I allowed myself one cup a day. That’s it.
For someone who treats coffee less like a beverage and more like a survival strategy (I drink it more than water), this felt … ambitious. I’m a senior balancing seminars, deadlines and a never-ending stream of assignments. Coffee — for me — is more than a ritual; it’s my assurance of productivity and comfort.
So why reduce it? And trust me, I still get mad at myself for choosing to. But at the end of the day, when I think about Lent, it isn’t about punishment — it’s about recalibrating.
The first cup of coffee wakes me up; it sharpens my mind; in a sense, it feels earned.
The second cup is a habit. The third is — I admit — pure anxiety (the same could be said for the fourth, fifth and so on).
What I noticed during the first week of Lent was not caffeine withdrawal (though that was real). It was the way I reached for coffee automatically — mid-afternoon slump, social break, mild stress, slight boredom. Coffee had quietly become my solution to everything.
Tired? Coffee. Writer’s block? Coffee. Existential dread in a seminar? Coffee.
Limiting myself to one cup forced a small but uncomfortable question: What am I actually trying to fix?
We often imagine sacrifice as subtraction, but what it really does — at least in my case — is reveal attachment.
I wasn’t addicted to caffeine. I was attached to its stimulation — to the feeling of being constantly “on.” Coffee had become sacramental: the liquid, unconscious, proof that I was busy, driven and serious.
To have only one cup, I had to accept something: I will get tired. I will slow down. I will not optimize every hour. And maybe that’s the point.
I think we don’t normalize saying “This is enough.”
Enough caffeine. Enough stimulation. Enough output.
One coffee a day doesn’t make me less productive (at least not yet). It has made me more intentional. Now, when I do take my first (and only) coffee of the day, I savor it. I don’t scroll while drinking it or gulp it between emails. Drinking my coffee has become more of a moment than a mechanism.
Lent asks us to practice restraint, not because desire is bad — but because, sometimes, unexamined desire ends up running the show. And, really, the second (third, fourth or fifth) cup is rarely about the coffee — at least not for me.

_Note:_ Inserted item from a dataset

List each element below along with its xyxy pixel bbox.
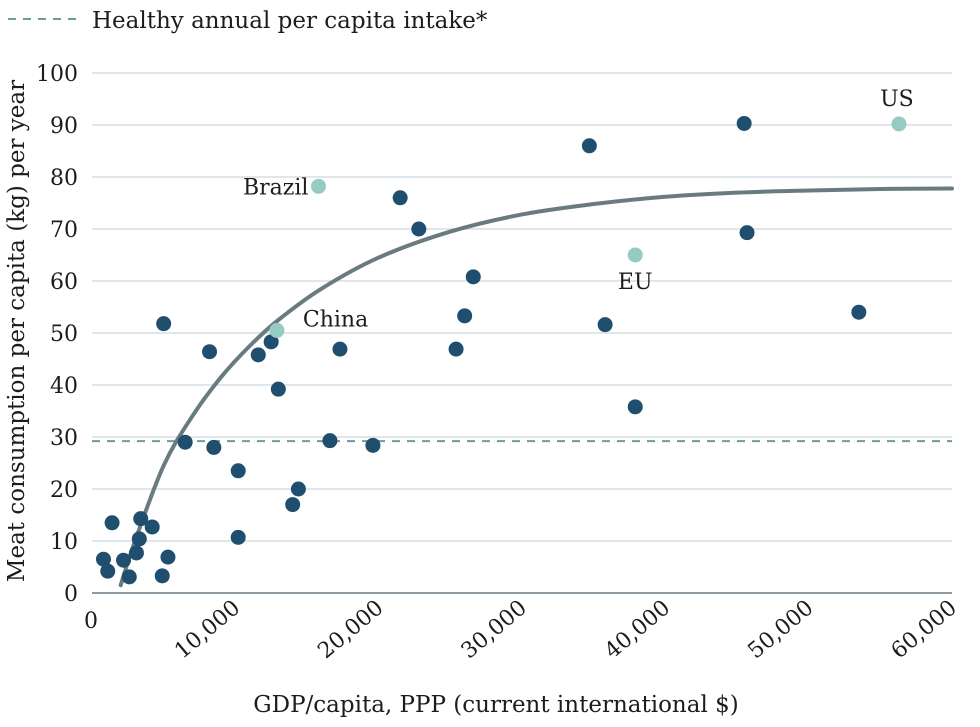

Fasting, in any form, confronts us with a truth: Most of what we consume is not for survival — it is for comfort, distraction. Almost to the extent that unconscious consumption outweighs the conscious.
As with anything, when you take something small away, you discover what is underneath it. For me, I took four coffees a day away and discovered it was restlessness. And in that restlessness, I found an invitation: Maybe I don’t need more energy; maybe I need more stillness.
One coffee a day won’t change the world, but it might change the way I move through it — and sometimes, for 40 days, that’s enough.